Il est vrai que le vide politique créé par les tergiversations du Premier ministre Mori ne contribue en rien à alléger la crise financière actuelle. Loin de montrer le leadership nécessaire à résoudre celle-ci, le Parti libéral démocrate (LDP) continue de débattre de la survie du cabinet. Du moins jusqu'à la rumeur de faillite de Daiwa Bank car, depuis, les politiciens et les autorités monétaires semblent se remettre au travail pour chercher une solution. Les premiers, après avoir dévoilé vendredi 9 mars un nouveau plan destiné à abaisser la fiscalité liée aux investissements boursiers, ont annoncé vouloir créer une entité chargée de racheter les actions détenues par les banques afin d'alléger leur bilan. La banque centrale, de son côté, abaissera probablement le loyer de l'argent au jour le jour au niveau zéro lors de sa réunion du 19 mars. L'agence de surveillance du secteur financier continue à chercher une solution pour que les banques classent de façon plus stricte leurs actifs. Pour ce faire, il faudra probablement modifier la loi sur les entreprises pour permettre la séparation des entités qui font des pertes, afin que ces dernières soient plus facilement identifiées dans les comptes des banques.

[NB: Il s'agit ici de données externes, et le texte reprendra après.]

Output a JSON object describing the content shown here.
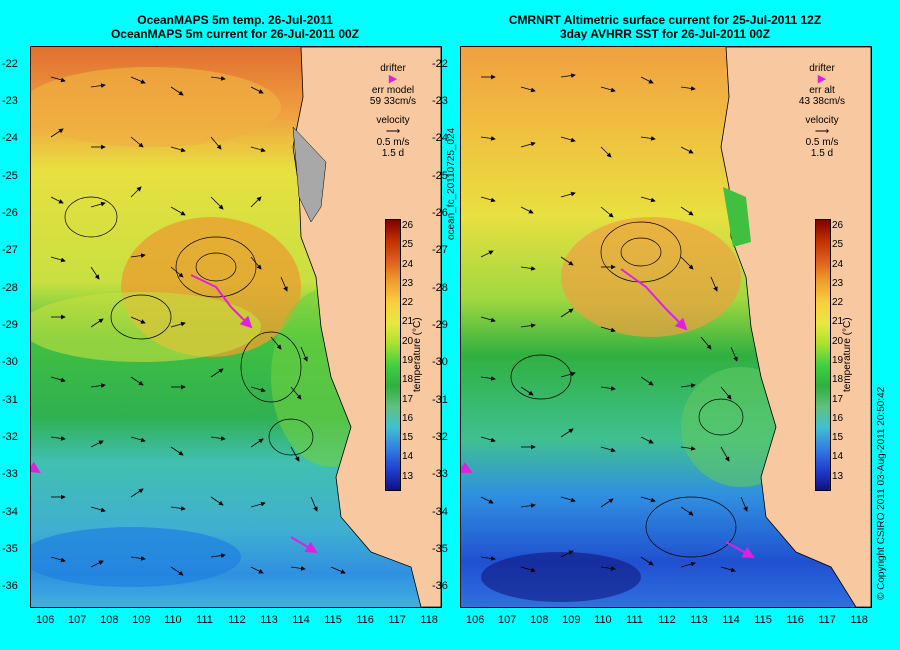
{
  "left_panel": {
    "title_line1": "OceanMAPS 5m temp. 26-Jul-2011",
    "title_line2": "OceanMAPS 5m current for 26-Jul-2011 00Z",
    "legend_drifter": "drifter",
    "legend_err_label": "err model",
    "legend_err_value": "59 33cm/s",
    "legend_velocity": "velocity",
    "legend_speed": "0.5 m/s",
    "legend_duration": "1.5 d"
  },
  "right_panel": {
    "title_line1": "CMRNRT Altimetric surface current for 25-Jul-2011 12Z",
    "title_line2": "3day AVHRR SST for 26-Jul-2011 00Z",
    "legend_drifter": "drifter",
    "legend_err_label": "err alt",
    "legend_err_value": "43 38cm/s",
    "legend_velocity": "velocity",
    "legend_speed": "0.5 m/s",
    "legend_duration": "1.5 d"
  },
  "mid_label": "ocean_fc_20110725_024",
  "copyright": "© Copyright CSIRO 2011   03-Aug-2011 20:50:42",
  "colorbar": {
    "label": "temperature (°C)",
    "ticks": [
      "26",
      "25",
      "24",
      "23",
      "22",
      "21",
      "20",
      "19",
      "18",
      "17",
      "16",
      "15",
      "14",
      "13"
    ],
    "stops": [
      "#800000",
      "#C03000",
      "#E06020",
      "#F0A030",
      "#F8D040",
      "#E8E840",
      "#A8E030",
      "#40D040",
      "#30B040",
      "#60C080",
      "#40C0D0",
      "#3080E0",
      "#2040D0",
      "#101080"
    ]
  },
  "axes": {
    "lat_ticks": [
      "-22",
      "-23",
      "-24",
      "-25",
      "-26",
      "-27",
      "-28",
      "-29",
      "-30",
      "-31",
      "-32",
      "-33",
      "-34",
      "-35",
      "-36"
    ],
    "lon_ticks": [
      "106",
      "107",
      "108",
      "109",
      "110",
      "111",
      "112",
      "113",
      "114",
      "115",
      "116",
      "117",
      "118"
    ],
    "lat_range": [
      -21.5,
      -36.5
    ],
    "lon_range": [
      105.5,
      118.3
    ]
  },
  "colors": {
    "land": "#F8C8A0",
    "drifter": "#E020E0",
    "background": "#00FFFF"
  }
}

Toutes ces mesures ont été prises jusqu'ici dans l'urgence et aucune d'elles appliquée séparément ne pourra remettre l'économie sur pied. Nous continuons de penser que la clé réside dans une solution globale qui doit être coordonnée entre les autorités, les surveillants et les surveillés. Les problèmes actuels rencontrés par quelques établissements bancaires pourraient ne pas permettre aux politiciens de temporiser encore une fois.